Roche today acknowledged its second failed pivotal clinical trial this year by halting its Phase III METLung study of its MetMab (onartuzumab) in combination with Astellas Pharma’s Tarceva (erlotinib) for previously treated, advanced non-small cell lung cancer (NSCLC) whose tumors were identified as MET-positive.
The halt follows the recommendation of the study’s independent data monitoring committee, which cited what Roche called “a lack of clinically meaningful efficacy” following a pre-specified interim analysis. The company said it would present its data at an unspecified “forthcoming medical meeting”
"These results are disappointing because new options are needed for patients with lung cancer, the most common and deadly cancer worldwide,” Sandra Horning, M.D., CMO and head of global product development. "We remain committed to helping patients with lung cancer and are studying several investigational medicines in this disease.”
Roche did not immediately terminate MetMab, saying instead it was “evaluating the implications of the METLung study results across the ongoing onartuzumab clinical program.”
That was the company’s same stance in January, when it disclosed that two Phase III trials of bitopertin (RG1678) in adults with persistent, predominant negative symptoms of schizophrenia failed to meet their primary endpoints. Adding bitopertin to antipsychotic therapy did not significantly reduce the mean change from baseline in the PANSS negative symptoms factor score at 24 weeks compared to placebo, as measured by the positive and negative symptom scale (PANSS).
In the case of MetMab, the Phase III METLung trial sought to assess whether the investigational monovalent (one-armed) monoclonal antibody could halt tumor growth and metastasis by targeting the receptor for MET a protein found on the surface of cells. When MET binds to Hepatocyte Growth Factor (HGF), a protein also called "Scatter Factor," the MET proteins dimerise, triggering a signaling cascade that tells cells to grow, divide, and spread to other parts of the body.
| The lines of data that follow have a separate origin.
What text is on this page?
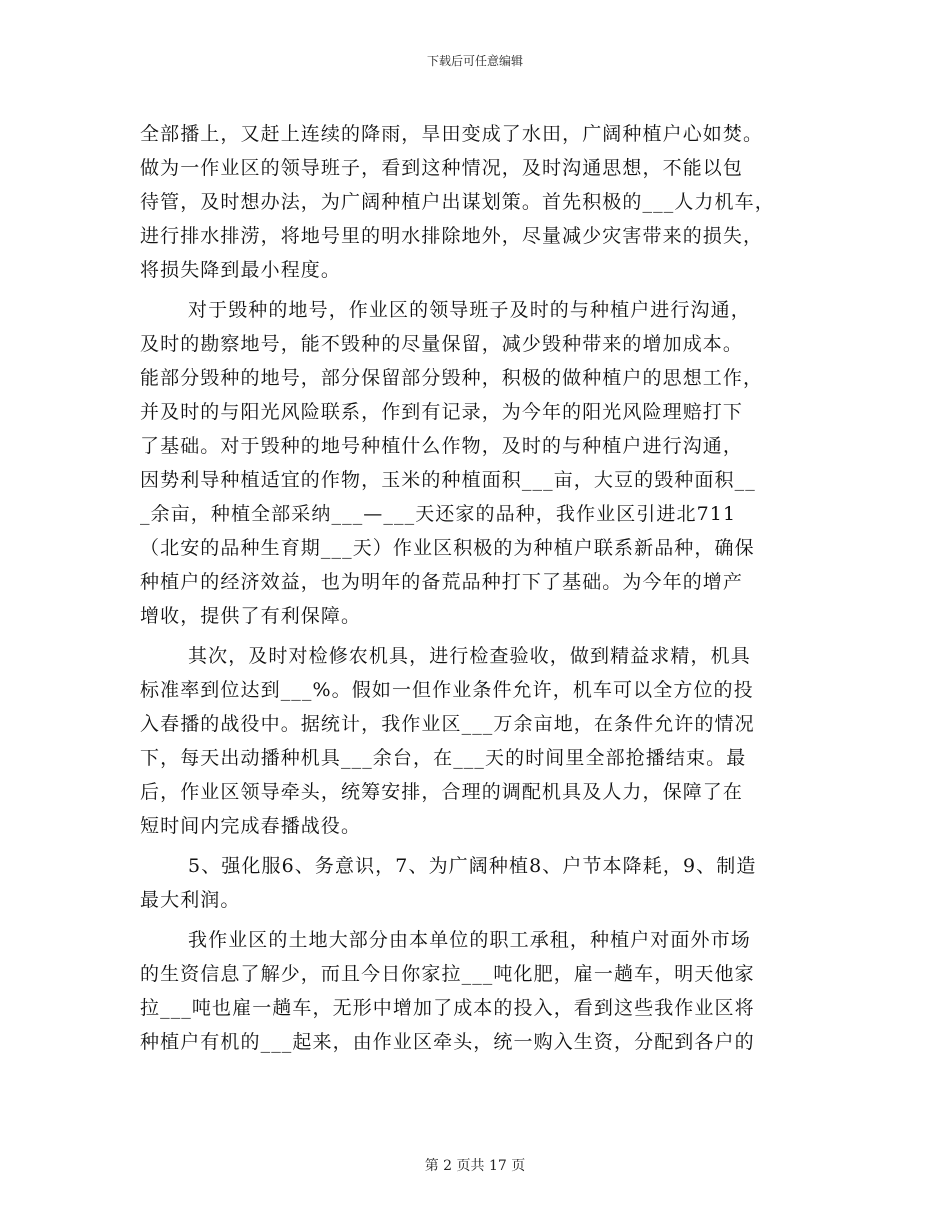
下载后可任意编辑
全部播上，又赶上连续的降雨，旱田变成了水田，广阔种植户心如焚。
做为一作业区的领导班子，看到这种情况，及时沟通思想，不能以包
待管，及时想办法，为广阔种植户出谋划策。首先积极的___人力机车，
进行排水排涝，将地号里的明水排除地外，尽量减少灾害带来的损失，
将损失降到最小程度。
对于毁种的地号，作业区的领导班子及时的与种植户进行沟通，
及时的勘察地号，能不毁种的尽量保留，减少毁种带来的增加成本。
能部分毁种的地号，部分保留部分毁种，积极的做种植户的思想工作，
并及时的与阳光风险联系，作到有记录，为今年的阳光风险理赔打下
了基础。对于毁种的地号种植什么作物，及时的与种植户进行沟通，
因势利导种植适宜的作物，玉米的种植面积___亩，大豆的毁种面积__
_余亩，种植全部采纳___—___天还家的品种，我作业区引进北711
（北安的品种生育期___天）作业区积极的为种植户联系新品种，确保
种植户的经济效益，也为明年的备荒品种打下了基础。为今年的增产
增收，提供了有利保障。
其次，及时对检修农机具，进行检查验收，做到精益求精，机具
标准率到位达到___%。假如一但作业条件允许，机车可以全方位的投
入春播的战役中。据统计，我作业区___万余亩地，在条件允许的情况
下，每天出动播种机具___余台，在___天的时间里全部抢播结束。最
后，作业区领导牵头，统筹安排，合理的调配机具及人力，保障了在
短时间内完成春播战役。
5、强化服6、务意识，7、为广阔种植8、户节本降耗，9、制造
最大利润。
我作业区的土地大部分由本单位的职工承租，种植户对面外市场
的生资信息了解少，而且今日你家拉___吨化肥，雇一趟车，明天他家
拉___吨也雇一趟车，无形中增加了成本的投入，看到这些我作业区将
种植户有机的___起来，由作业区牵头，统一购入生资，分配到各户的
第 2 页共 17 页
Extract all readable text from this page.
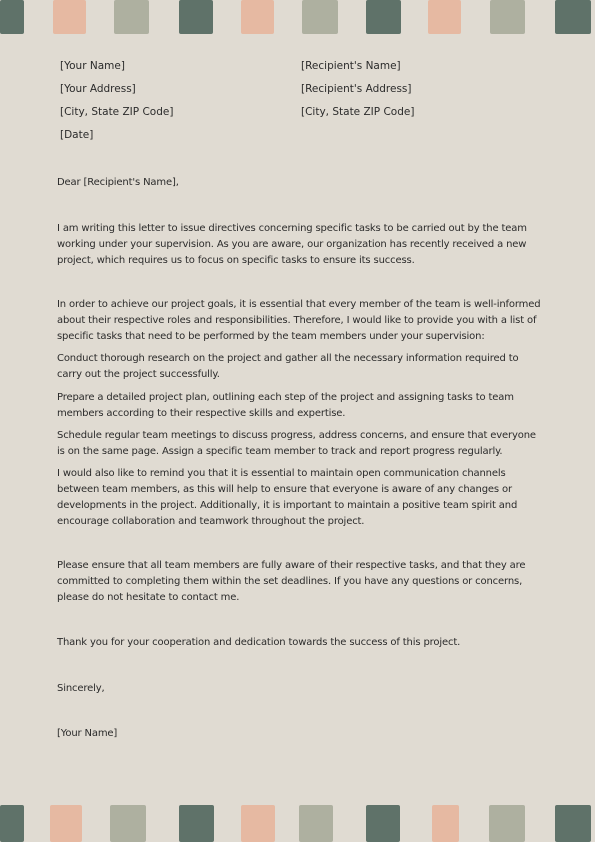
[Your Name]
[Your Address]
[City, State ZIP Code]
[Date]
[Recipient's Name]
[Recipient's Address]
[City, State ZIP Code]

Dear [Recipient's Name],

I am writing this letter to issue directives concerning specific tasks to be carried out by the team working under your supervision. As you are aware, our organization has recently received a new project, which requires us to focus on specific tasks to ensure its success.

In order to achieve our project goals, it is essential that every member of the team is well-informed about their respective roles and responsibilities. Therefore, I would like to provide you with a list of specific tasks that need to be performed by the team members under your supervision:

Conduct thorough research on the project and gather all the necessary information required to carry out the project successfully.

Prepare a detailed project plan, outlining each step of the project and assigning tasks to team members according to their respective skills and expertise.

Schedule regular team meetings to discuss progress, address concerns, and ensure that everyone is on the same page. Assign a specific team member to track and report progress regularly.

I would also like to remind you that it is essential to maintain open communication channels between team members, as this will help to ensure that everyone is aware of any changes or developments in the project. Additionally, it is important to maintain a positive team spirit and encourage collaboration and teamwork throughout the project.

Please ensure that all team members are fully aware of their respective tasks, and that they are committed to completing them within the set deadlines. If you have any questions or concerns, please do not hesitate to contact me.

Thank you for your cooperation and dedication towards the success of this project.

Sincerely,

[Your Name]
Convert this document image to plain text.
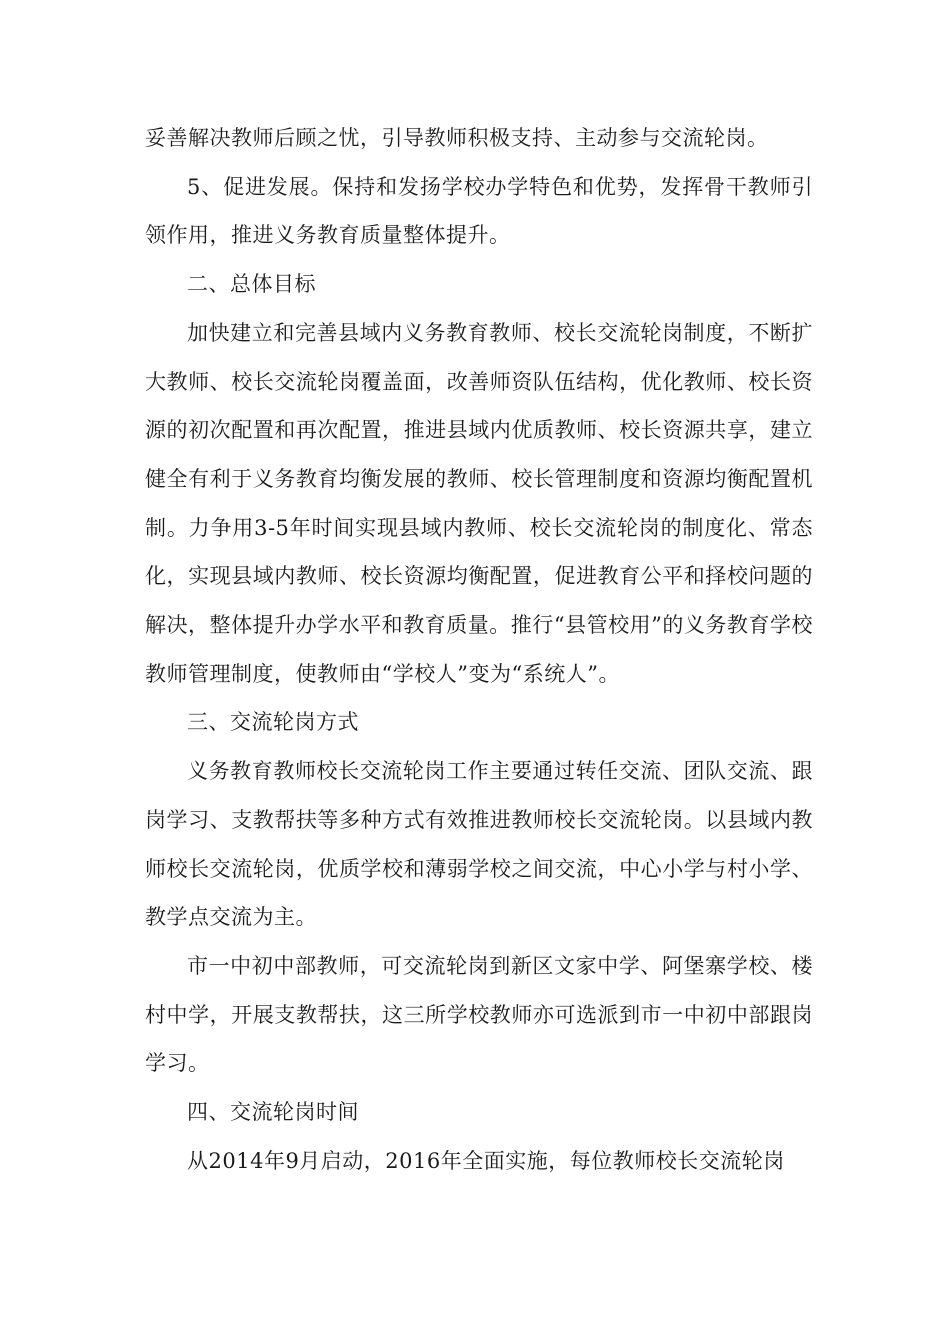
妥善解决教师后顾之忧，引导教师积极支持、主动参与交流轮岗。

5、促进发展。保持和发扬学校办学特色和优势，发挥骨干教师引领作用，推进义务教育质量整体提升。

二、总体目标

加快建立和完善县域内义务教育教师、校长交流轮岗制度，不断扩大教师、校长交流轮岗覆盖面，改善师资队伍结构，优化教师、校长资源的初次配置和再次配置，推进县域内优质教师、校长资源共享，建立健全有利于义务教育均衡发展的教师、校长管理制度和资源均衡配置机制。力争用3-5年时间实现县域内教师、校长交流轮岗的制度化、常态化，实现县域内教师、校长资源均衡配置，促进教育公平和择校问题的解决，整体提升办学水平和教育质量。推行“县管校用”的义务教育学校教师管理制度，使教师由“学校人”变为“系统人”。

三、交流轮岗方式

义务教育教师校长交流轮岗工作主要通过转任交流、团队交流、跟岗学习、支教帮扶等多种方式有效推进教师校长交流轮岗。以县域内教师校长交流轮岗，优质学校和薄弱学校之间交流，中心小学与村小学、教学点交流为主。

市一中初中部教师，可交流轮岗到新区文家中学、阿堡寨学校、楼村中学，开展支教帮扶，这三所学校教师亦可选派到市一中初中部跟岗学习。

四、交流轮岗时间

从2014年9月启动，2016年全面实施，每位教师校长交流轮岗
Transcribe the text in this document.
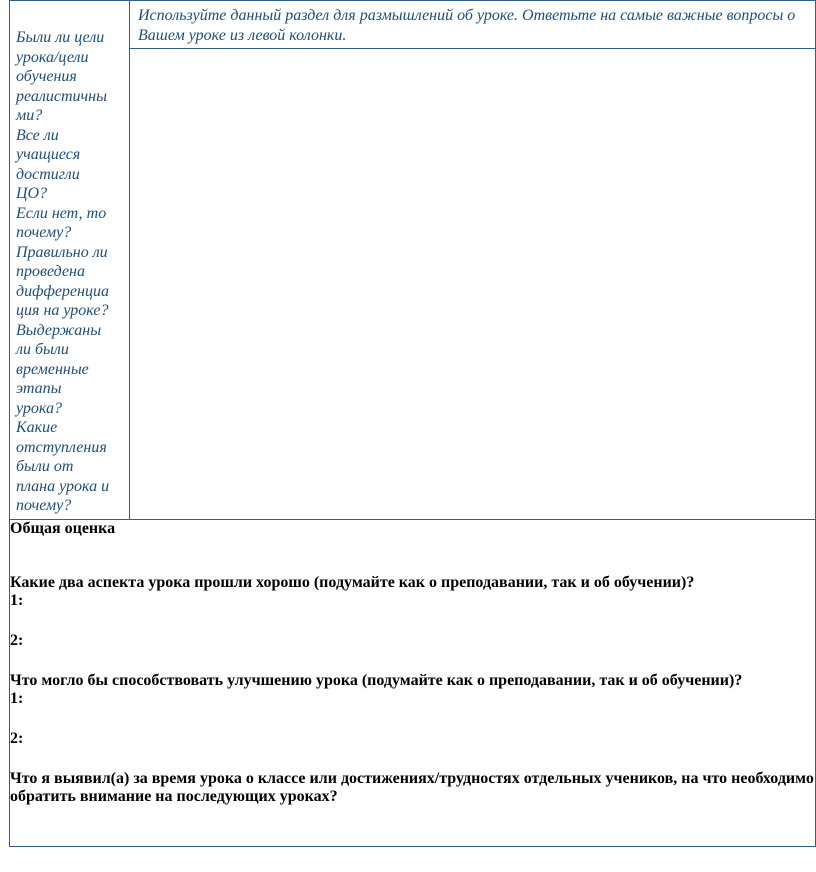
Были ли цели
урока/цели
обучения
реалистичны
ми?
Все ли
учащиеся
достигли
ЦО?
Если нет, то
почему?
Правильно ли
проведена
дифференциа
ция на уроке?
Выдержаны
ли были
временные
этапы
урока?
Какие
отступления
были от
плана урока и
почему?

Используйте данный раздел для размышлений об уроке. Ответьте на самые важные вопросы о Вашем уроке из левой колонки.

Общая оценка

Какие два аспекта урока прошли хорошо (подумайте как о преподавании, так и об обучении)?

1:

2:

Что могло бы способствовать улучшению урока (подумайте как о преподавании, так и об обучении)?

1:

2:

Что я выявил(а) за время урока о классе или достижениях/трудностях отдельных учеников, на что необходимо обратить внимание на последующих уроках?
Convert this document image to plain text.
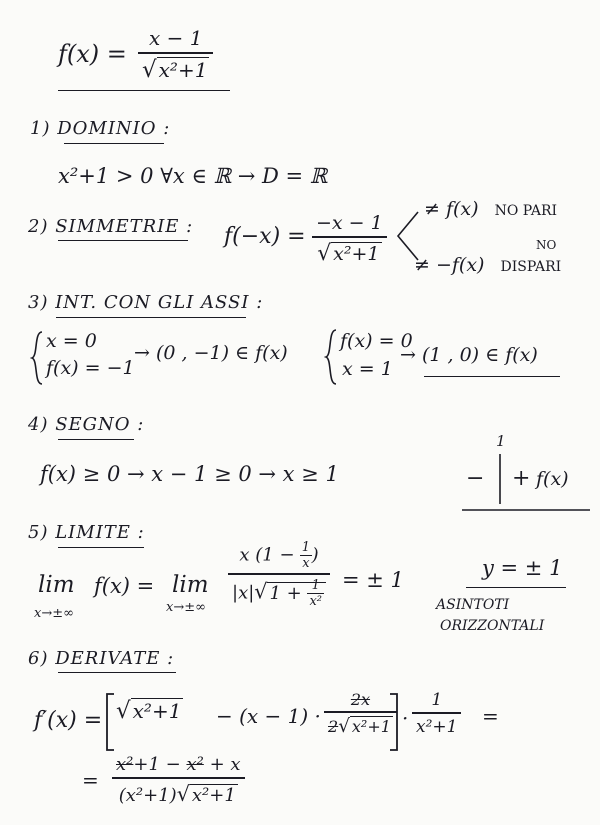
f(x) =
x − 1
√ x²+1
1) DOMINIO :
x²+1 > 0 ∀x ∈ ℝ → D = ℝ
2) SIMMETRIE : f(−x) =
−x − 1
√ x²+1
≠ f(x) NO PARI
NO
≠ −f(x) DISPARI
3) INT. CON GLI ASSI :
x = 0
f(x) = −1
→ (0 , −1) ∈ f(x)
f(x) = 0
x = 1
→ (1 , 0) ∈ f(x)
4) SEGNO :
f(x) ≥ 0 → x − 1 ≥ 0 → x ≥ 1
1
− + f(x)
5) LIMITE :
lim
x→±∞
f(x) = lim
x→±∞
x ($1 - \frac{1}{x}$ )
|x|√ $1 + \frac{1}{\text{x²}}$ = ± 1	y = ± 1
ASINTOTI
ORIZZONTALI
6) DERIVATE :
f′(x) = √ x²+1 − (x − 1) ·
2x
2√ x²+1 ·
1
x²+1 =
=
x²+1 − x² + x
(x²+1)√ x²+1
The primary endpoint for METLung was overall survival up to approximately 40 months, with secondary endpoints including progression-free survival, objective response rate and safety profile. A total 499 patients were randomized to receive 150 mg of Tarceva taken daily plus either intravenous 15 mg/kg of onartuzumab every three weeks, or intravenous placebo every three weeks. The METLung study included a companion diagnostic immunohistochemistry test co-developed with Roche’s Ventana Medical Systems.
Overall adverse event rates were generally similar between both groups, Roche said.